Question


So the problem is - which case to use? I got list of urls and got some magic function get_text_from_url - and I have to write this into the file with given filename - simply as can be, but which case of this two is better than another and why?
The priority in this case is time and memory - not readability (sorry, Python).
And, of course, any other versions are welcome.
First:

def create_text(filename):        
    delete_current_text(filename)
    urllist = get_urls()
    for url in urllist:
        with open(filename, "a") as file:
             print >>file, get_text_from_url(url)


Second:

def create_text(filename):        
    urllist = get_urls()
    with open(filename, "w") as file:
         for url in urllist:
             print >>file, get_text_from_url(url)
Was it helpful?

Solution

Your second example would be better, since open/close operation on files has significant overhead, and the latter only did it once.

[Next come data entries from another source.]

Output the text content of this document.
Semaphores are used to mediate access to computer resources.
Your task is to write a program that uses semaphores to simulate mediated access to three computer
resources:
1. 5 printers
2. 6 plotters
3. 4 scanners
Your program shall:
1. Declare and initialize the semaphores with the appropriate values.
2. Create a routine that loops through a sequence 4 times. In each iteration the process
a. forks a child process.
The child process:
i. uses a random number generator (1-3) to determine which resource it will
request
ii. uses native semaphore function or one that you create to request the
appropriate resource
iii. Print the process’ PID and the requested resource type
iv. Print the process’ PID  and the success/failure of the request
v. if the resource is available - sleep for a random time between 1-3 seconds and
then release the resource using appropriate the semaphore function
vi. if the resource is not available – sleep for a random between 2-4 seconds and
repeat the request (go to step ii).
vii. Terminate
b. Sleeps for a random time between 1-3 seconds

However, it should be even better if you store the result (if get_text_from_url won't return a too big content), like this:

def create_text(filename):
    urllist = get_urls()
    result = map(get_text_from_url, urllist)
    with open(filename, "w") as file:
        file.write("\n".join(result))

So there's only one write, and only blocks the file for a short period of time (assuming that get_text_from_url will do web request, which costs much longer time than local file writes).

OTHER TIPS

The I/O will be faster if you open the file, do the writes, then close it when you're done. In reality, you're choosing between "open once, write n", and "open n, write n" (not "open n, write once" as you stated). With the latter option, you're only doing one write per open, but you're still doing n writes total.